8. So far as the third aspect requiring determination it is noted, the ESI court has remanded the matter back for decision to the concerned authorities of the appellant, although, the ESI court itself could have, nay ought to have, determined the issue of liability and other aspects as per Section 75 of the ESI Act. The ESI court by the impugned judgment has thus committed a clear cut illegality in remanding the matter, more so because, though the respondent even before the ESI court could have but yet it did not deliberately file any records of employment of employees of the maintenance and kitchen departments. If surely records could have been and had been filed, the merits of the matter as to the liability of the respondent could have been decided by the ESI court. I may note that the effect of unnecessarily remanding the matters before the competent authority of the appellant results illegally prolonging the demand process in a fresh round of litigation, and which must be eschewed because ESI court itself could have and ought to have decided even the merits of the matter in view of Section 75 of the ESI Act.

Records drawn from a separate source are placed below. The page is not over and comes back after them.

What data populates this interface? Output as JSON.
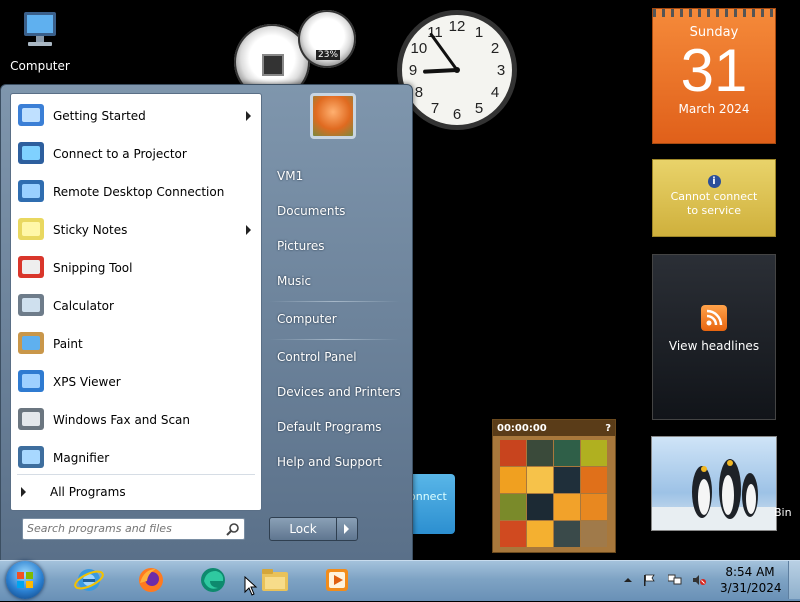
{
  "desktop": {
    "computer_label": "Computer",
    "bin_label": "Bin",
    "connect_label": "onnect"
  },
  "gadgets": {
    "cpu_meter": {
      "ram_percent_label": "23%"
    },
    "calendar": {
      "weekday": "Sunday",
      "day": "31",
      "month_year": "March 2024"
    },
    "weather": {
      "message": "Cannot connect to service"
    },
    "feed": {
      "message": "View headlines"
    },
    "puzzle": {
      "timer": "00:00:00",
      "help": "?"
    },
    "clock": {
      "hour": 8.9,
      "minute": 54
    }
  },
  "start_menu": {
    "programs": [
      {
        "label": "Getting Started",
        "submenu": true,
        "icon": "getting-started-icon"
      },
      {
        "label": "Connect to a Projector",
        "submenu": false,
        "icon": "projector-icon"
      },
      {
        "label": "Remote Desktop Connection",
        "submenu": false,
        "icon": "remote-desktop-icon"
      },
      {
        "label": "Sticky Notes",
        "submenu": true,
        "icon": "sticky-notes-icon"
      },
      {
        "label": "Snipping Tool",
        "submenu": false,
        "icon": "snipping-tool-icon"
      },
      {
        "label": "Calculator",
        "submenu": false,
        "icon": "calculator-icon"
      },
      {
        "label": "Paint",
        "submenu": false,
        "icon": "paint-icon"
      },
      {
        "label": "XPS Viewer",
        "submenu": false,
        "icon": "xps-viewer-icon"
      },
      {
        "label": "Windows Fax and Scan",
        "submenu": false,
        "icon": "fax-scan-icon"
      },
      {
        "label": "Magnifier",
        "submenu": false,
        "icon": "magnifier-icon"
      }
    ],
    "all_programs": "All Programs",
    "search_placeholder": "Search programs and files",
    "right_links": {
      "user": "VM1",
      "documents": "Documents",
      "pictures": "Pictures",
      "music": "Music",
      "computer": "Computer",
      "control_panel": "Control Panel",
      "devices": "Devices and Printers",
      "defaults": "Default Programs",
      "help": "Help and Support"
    },
    "shutdown_label": "Lock"
  },
  "taskbar": {
    "time": "8:54 AM",
    "date": "3/31/2024"
  },
  "colors": {
    "accent_calendar": "#e8701f",
    "taskbar": "#7ea3c4"
  }
}
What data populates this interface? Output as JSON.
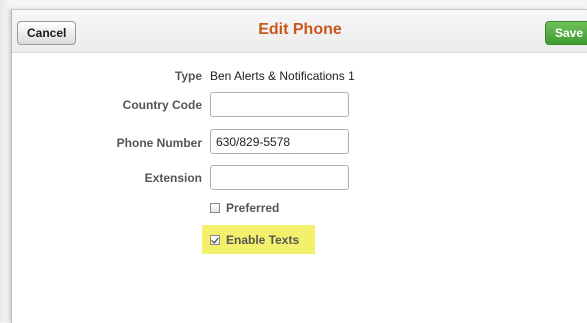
{
  "dialog": {
    "title": "Edit Phone",
    "cancel_label": "Cancel",
    "save_label": "Save"
  },
  "form": {
    "type_label": "Type",
    "type_value": "Ben Alerts & Notifications 1",
    "country_code_label": "Country Code",
    "country_code_value": "",
    "phone_number_label": "Phone Number",
    "phone_number_value": "630/829-5578",
    "extension_label": "Extension",
    "extension_value": "",
    "preferred_label": "Preferred",
    "preferred_checked": false,
    "enable_texts_label": "Enable Texts",
    "enable_texts_checked": true
  },
  "colors": {
    "title": "#c8581b",
    "save_button": "#4caf3a",
    "highlight": "#f3f16c"
  }
}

11. So far as the argument urged on behalf of the respondent that it is only the respondent which led evidence, and which should accordingly be believed is concerned, this argument is clearly fallacious because even if evidence is led only by the respondent, surely the legal position is that ESI court surely can, as per that evidence which comes on record, arrive at on the basis of such evidence, appropriate findings and conclusions. The record of the ESI court shows that the relevant notices of the appellant department were filed and proved by the respondent itself. Replies of the respondent were also filed and proved by the respondent. I have already referred to theses notices and replies while dealing with the first and fifth arguments urged on behalf of the respondent above. Therefore, it is not the law that merely because evidence was given by one party, that evidence automatically should result in accepting the case as set up by that party, inasmuch as, the law is that whatever evidence is on record has to be seen, and thereafter, necessary findings have to be given. Accordingly, I reject the argument that merely because the respondent has led evidence, and the appellant has not led evidence, the petition filed by the respondent under Section 75 of the ESI Act has been rightly allowed by the ESI court. I would also at this stage like to note the fact that after all what was the other evidence which the appellant would have led. In this case, the evidence which would have been led has necessarily to be the record of respondent with respect to the number of employees and their salaries etc, and who were working in the kitchen and maintenance departments of the respondent- hospital. It has already been noted that in spite of repeated notices no record was filed by the respondent with respect to the employees and their salaries and other aspects of employment. Accordingly, the appellant could have led no factual evidence, and evidence which is led is always factual evidence inasmuch as, on a legal argument no factual evidence is required and a legal argument is put forth only by means of an argument and not by leading of evidence. This argument urged on behalf of the respondent that the case of respondent was rightly allowed by the ESI court as only respondent led evidence is misconceived and is accordingly rejected.